Traceback (most recent call last):
File "/databricks/spark/python/pyspark/serializers.py", line 192, in _read_with_length
return self.loads(obj)
^^^^^^^^^^^^^^^
File "/databricks/spark/python/pyspark/serializers.py", line 572, in loads
return cloudpickle.loads(obj, encoding=encoding)
^^^^^^^^^^^^^^^^^^^^^^^^^^^^^^^^^^^^^^^^^
File "/local_disk0/.ephemeral_nfs/cluster_libraries/python/lib/python3.11/site-packages/sc_data_estate_lib/table.py", line 1, in <module>
from databricks.sdk.runtime import spark, dbutils
ModuleNotFoundError: No module named 'databricks.sdk'
During handling of the above exception, another exception occurred:
Traceback (most recent call last):
File "/databricks/spark/python/pyspark/worker.py", line 1964, in main
func, profiler, deserializer, serializer = read_udfs(pickleSer, infile, eval_type)
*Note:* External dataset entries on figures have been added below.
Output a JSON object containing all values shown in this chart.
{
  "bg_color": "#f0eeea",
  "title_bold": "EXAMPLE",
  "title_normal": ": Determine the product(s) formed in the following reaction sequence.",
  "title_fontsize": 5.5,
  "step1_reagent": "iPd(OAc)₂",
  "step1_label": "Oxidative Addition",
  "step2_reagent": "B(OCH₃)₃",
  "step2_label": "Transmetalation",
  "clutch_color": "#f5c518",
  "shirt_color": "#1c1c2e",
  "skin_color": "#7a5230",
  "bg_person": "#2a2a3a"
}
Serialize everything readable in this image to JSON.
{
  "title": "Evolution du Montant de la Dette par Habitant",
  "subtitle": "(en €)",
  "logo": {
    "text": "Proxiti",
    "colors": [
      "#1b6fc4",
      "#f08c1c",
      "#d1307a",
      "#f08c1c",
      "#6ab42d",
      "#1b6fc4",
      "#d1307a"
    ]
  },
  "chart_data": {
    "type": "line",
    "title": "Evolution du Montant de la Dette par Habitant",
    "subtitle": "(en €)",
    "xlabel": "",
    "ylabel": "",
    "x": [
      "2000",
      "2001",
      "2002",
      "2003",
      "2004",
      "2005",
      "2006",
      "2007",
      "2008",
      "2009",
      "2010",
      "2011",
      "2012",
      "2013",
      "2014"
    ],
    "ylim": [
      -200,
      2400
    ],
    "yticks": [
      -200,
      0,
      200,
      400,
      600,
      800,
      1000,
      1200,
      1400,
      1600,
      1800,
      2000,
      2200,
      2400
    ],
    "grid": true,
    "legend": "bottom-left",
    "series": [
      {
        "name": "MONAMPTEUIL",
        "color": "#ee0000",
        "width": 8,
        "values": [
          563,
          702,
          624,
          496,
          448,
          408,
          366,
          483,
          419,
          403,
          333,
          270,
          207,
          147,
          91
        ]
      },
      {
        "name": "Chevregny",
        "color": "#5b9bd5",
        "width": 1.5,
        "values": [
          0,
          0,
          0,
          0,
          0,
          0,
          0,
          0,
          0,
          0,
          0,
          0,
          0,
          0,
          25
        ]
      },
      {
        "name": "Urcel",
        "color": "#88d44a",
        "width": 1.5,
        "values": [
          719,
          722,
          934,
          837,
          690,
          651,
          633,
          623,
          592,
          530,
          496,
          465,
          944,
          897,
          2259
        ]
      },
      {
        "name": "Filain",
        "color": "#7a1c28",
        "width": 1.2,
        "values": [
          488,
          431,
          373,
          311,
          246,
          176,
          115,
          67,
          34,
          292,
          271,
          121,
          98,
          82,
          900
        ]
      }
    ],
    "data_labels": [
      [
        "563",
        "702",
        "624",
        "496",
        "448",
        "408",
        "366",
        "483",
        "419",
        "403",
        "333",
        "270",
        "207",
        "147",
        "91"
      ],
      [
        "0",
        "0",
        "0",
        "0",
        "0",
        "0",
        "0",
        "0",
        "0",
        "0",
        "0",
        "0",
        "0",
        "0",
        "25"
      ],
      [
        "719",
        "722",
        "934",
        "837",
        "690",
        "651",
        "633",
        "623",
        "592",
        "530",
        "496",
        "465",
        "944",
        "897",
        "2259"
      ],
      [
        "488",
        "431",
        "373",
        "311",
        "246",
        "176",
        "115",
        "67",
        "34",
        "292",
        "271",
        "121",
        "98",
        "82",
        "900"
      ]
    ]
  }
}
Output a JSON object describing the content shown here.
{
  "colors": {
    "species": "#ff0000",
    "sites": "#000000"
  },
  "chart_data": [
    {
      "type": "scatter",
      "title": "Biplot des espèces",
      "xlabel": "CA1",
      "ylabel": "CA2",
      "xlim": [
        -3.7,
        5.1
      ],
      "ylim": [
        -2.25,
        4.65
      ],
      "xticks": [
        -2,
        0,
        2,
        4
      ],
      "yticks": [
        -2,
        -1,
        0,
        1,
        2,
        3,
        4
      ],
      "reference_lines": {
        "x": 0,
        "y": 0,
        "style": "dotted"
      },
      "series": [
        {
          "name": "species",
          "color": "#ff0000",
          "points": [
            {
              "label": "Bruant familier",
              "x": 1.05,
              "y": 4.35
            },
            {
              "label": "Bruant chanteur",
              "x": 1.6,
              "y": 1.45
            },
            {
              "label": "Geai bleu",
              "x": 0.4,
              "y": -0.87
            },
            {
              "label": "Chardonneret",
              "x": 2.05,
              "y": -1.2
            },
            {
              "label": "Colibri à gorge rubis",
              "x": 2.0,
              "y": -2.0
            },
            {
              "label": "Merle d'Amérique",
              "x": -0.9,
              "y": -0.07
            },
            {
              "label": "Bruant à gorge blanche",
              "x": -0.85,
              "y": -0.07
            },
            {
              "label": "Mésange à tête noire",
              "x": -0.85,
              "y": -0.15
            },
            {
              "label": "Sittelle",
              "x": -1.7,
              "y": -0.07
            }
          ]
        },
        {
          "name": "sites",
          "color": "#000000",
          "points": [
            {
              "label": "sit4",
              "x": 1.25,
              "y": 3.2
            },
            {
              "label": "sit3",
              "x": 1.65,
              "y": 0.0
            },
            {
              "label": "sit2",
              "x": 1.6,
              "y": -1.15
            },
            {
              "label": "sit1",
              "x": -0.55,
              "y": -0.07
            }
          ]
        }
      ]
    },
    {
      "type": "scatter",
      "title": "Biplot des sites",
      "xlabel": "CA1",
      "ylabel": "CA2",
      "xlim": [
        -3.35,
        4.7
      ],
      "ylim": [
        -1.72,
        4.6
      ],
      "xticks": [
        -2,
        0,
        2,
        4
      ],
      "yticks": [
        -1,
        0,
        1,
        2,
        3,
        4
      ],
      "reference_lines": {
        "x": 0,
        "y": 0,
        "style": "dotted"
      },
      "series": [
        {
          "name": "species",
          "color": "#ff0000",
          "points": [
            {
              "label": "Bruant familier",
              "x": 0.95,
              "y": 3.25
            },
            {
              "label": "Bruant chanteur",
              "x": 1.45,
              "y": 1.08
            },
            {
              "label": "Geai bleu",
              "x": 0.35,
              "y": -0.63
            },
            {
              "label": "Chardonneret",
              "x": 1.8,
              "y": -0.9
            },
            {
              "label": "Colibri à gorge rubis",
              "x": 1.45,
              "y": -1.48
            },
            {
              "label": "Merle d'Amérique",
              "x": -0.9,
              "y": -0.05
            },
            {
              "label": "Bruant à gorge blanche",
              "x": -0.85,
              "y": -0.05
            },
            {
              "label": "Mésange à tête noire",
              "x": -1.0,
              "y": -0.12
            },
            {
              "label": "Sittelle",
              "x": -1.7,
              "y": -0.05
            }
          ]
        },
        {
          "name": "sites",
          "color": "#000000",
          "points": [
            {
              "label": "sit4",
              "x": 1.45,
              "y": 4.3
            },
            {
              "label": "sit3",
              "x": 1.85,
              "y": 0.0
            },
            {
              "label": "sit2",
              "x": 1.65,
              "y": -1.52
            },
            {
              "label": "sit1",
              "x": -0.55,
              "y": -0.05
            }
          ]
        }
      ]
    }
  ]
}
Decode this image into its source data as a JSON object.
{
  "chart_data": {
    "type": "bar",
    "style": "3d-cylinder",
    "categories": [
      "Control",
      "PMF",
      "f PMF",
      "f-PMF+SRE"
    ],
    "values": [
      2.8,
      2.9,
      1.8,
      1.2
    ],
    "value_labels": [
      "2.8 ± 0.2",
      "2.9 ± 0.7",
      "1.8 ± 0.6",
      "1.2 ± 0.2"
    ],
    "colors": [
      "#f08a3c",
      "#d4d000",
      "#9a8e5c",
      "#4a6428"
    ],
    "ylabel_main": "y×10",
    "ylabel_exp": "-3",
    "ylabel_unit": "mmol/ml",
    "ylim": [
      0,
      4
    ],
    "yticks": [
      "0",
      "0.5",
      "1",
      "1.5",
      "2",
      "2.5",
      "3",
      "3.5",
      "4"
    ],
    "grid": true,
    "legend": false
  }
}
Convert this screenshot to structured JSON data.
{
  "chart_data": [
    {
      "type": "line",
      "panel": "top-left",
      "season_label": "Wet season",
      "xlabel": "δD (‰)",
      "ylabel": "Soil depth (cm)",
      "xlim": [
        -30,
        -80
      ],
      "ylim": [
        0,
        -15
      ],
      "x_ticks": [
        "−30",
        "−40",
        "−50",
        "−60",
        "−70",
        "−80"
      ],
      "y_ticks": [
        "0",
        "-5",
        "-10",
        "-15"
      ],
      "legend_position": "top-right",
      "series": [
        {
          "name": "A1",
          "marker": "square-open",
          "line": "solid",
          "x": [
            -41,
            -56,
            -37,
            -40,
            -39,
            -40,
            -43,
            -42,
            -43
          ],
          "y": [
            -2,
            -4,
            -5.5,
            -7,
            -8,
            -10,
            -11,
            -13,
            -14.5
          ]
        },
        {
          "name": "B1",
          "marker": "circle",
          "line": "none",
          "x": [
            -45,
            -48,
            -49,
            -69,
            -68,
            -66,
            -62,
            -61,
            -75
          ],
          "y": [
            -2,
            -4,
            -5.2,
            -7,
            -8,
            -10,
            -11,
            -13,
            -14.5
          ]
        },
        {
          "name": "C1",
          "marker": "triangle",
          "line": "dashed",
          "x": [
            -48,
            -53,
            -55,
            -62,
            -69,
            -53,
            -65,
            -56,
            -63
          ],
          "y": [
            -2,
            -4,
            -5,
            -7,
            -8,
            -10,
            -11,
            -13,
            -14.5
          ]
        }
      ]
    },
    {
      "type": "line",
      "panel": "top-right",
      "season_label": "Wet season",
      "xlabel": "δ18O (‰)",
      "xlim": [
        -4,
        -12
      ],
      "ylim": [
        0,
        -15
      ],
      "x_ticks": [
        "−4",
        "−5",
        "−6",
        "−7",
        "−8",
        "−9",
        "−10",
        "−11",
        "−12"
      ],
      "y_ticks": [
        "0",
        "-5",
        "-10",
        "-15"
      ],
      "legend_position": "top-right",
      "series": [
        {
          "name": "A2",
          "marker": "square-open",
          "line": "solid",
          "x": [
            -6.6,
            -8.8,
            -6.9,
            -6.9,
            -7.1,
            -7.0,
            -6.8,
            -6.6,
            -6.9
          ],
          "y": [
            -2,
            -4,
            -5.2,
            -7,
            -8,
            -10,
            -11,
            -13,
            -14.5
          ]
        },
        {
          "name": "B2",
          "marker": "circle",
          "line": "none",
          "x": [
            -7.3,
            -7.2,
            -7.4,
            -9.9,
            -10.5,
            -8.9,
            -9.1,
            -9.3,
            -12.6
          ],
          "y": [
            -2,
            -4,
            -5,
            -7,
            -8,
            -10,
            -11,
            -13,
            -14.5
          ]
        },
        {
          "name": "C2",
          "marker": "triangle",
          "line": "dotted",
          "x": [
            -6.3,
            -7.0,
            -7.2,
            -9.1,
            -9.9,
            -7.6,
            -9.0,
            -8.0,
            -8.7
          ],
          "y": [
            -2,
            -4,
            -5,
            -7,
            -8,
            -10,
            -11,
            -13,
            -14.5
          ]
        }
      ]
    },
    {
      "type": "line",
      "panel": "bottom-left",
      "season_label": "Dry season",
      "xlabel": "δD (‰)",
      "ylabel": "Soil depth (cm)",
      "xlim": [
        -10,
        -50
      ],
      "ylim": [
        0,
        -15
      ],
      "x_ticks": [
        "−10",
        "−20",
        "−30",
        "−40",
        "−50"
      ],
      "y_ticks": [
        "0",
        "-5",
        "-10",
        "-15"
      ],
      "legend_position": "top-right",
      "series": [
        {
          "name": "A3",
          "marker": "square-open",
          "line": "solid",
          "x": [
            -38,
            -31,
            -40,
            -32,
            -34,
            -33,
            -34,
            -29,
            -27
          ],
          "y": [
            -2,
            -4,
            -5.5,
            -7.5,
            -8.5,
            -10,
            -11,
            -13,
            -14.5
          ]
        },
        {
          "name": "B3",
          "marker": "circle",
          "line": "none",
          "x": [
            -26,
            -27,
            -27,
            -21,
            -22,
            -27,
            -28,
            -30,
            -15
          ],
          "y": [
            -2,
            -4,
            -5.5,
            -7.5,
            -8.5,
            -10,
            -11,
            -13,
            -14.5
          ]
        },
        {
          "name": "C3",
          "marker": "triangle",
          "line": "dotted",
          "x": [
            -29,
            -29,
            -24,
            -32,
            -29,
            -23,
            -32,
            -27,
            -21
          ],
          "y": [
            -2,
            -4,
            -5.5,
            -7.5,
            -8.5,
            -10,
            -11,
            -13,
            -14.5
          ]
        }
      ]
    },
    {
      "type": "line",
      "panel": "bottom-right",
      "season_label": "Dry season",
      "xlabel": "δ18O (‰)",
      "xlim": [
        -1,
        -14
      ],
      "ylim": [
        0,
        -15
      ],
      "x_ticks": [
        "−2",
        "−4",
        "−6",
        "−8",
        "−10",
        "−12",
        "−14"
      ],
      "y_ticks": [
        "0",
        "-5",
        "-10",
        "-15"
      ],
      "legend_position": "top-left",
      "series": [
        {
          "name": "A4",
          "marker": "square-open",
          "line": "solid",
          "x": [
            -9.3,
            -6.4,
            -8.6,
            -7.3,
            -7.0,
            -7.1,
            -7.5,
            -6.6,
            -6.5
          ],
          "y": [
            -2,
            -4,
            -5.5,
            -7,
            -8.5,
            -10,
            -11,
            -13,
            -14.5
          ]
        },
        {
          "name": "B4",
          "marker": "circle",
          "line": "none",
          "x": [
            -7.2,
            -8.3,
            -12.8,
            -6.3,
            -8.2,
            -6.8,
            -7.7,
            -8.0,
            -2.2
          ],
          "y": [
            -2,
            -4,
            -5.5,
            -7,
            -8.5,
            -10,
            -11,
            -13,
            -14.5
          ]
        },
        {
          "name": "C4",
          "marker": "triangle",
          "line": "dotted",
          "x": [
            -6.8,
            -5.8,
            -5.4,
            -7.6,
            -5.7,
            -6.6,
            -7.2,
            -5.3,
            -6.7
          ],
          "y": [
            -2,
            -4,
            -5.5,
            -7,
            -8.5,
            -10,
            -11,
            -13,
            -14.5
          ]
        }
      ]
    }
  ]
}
^^^^^^^^^^^^^^^^^^^^^^^^^^^^^^^^^^^^^^^
File "/databricks/spark/python/pyspark/worker.py", line 1851, in read_udfs
read_single_udf(
File "/databricks/spark/python/pyspark/worker.py", line 802, in read_single_udf
f, return_type = read_command(pickleSer, infile)
^^^^^^^^^^^^^^^^^^^^^^^^^^^^^^^
File "/databricks/spark/python/pyspark/worker_util.py", line 70, in read_command
command = serializer._read_with_length(file)
^^^^^^^^^^^^^^^^^^^^^^^^^^^^^^^^^^
File "/databricks/spark/python/pyspark/serializers.py", line 196, in _read_with_length
raise SerializationError("Caused by " + traceback.format_exc())
pyspark.serializers.SerializationError: Caused by Traceback (most recent call last):
File "/databricks/spark/python/pyspark/serializers.py", line 192, in _read_with_length
return self.loads(obj)
^^^^^^^^^^^^^^^
File "/databricks/spark/python/pyspark/serializers.py", line 572, in loads
return cloudpickle.loads(obj, encoding=encoding)
^^^^^^^^^^^^^^^^^^^^^^^^^^^^^^^^^^^^^^^^^
File "/local_disk0/.ephemeral_nfs/cluster_libraries/python/lib/python3.11/site-packages/sc_data_estate_lib/table.py", line 1, in <module>
from databricks.sdk.runtime import spark, dbutils
ModuleNotFoundError: No module named 'databricks.sdk'
We're currently running using the Databricks Runtime version 15.4 LTS. It should be noted that the function that is being called that produces this error is in-turn calling the spark.sql() function, which executes our SCD type-2 logic.
I've tried myriad combinations of options to try and regain functionality to no avail. I'm able to import the databricks.sdk.runtime package just fine when doing so from test aforementioned testing notebook, and using pip show databricks-sdk I'm able to verify that version 0.20.0 of the package is installed. I've also tried upgrading to the latest available version (0.36.0) using pip install --upgrade databricks-sdk, again to no avail. Perhaps the most frustrating piece of all this was the fact that it worked yesterday, but no longer.
If anyone can point me in the right direction, I'd greatly appreciate it. I've been wrestling with this for several days now, and would love to get things up-and-running again. Thank you.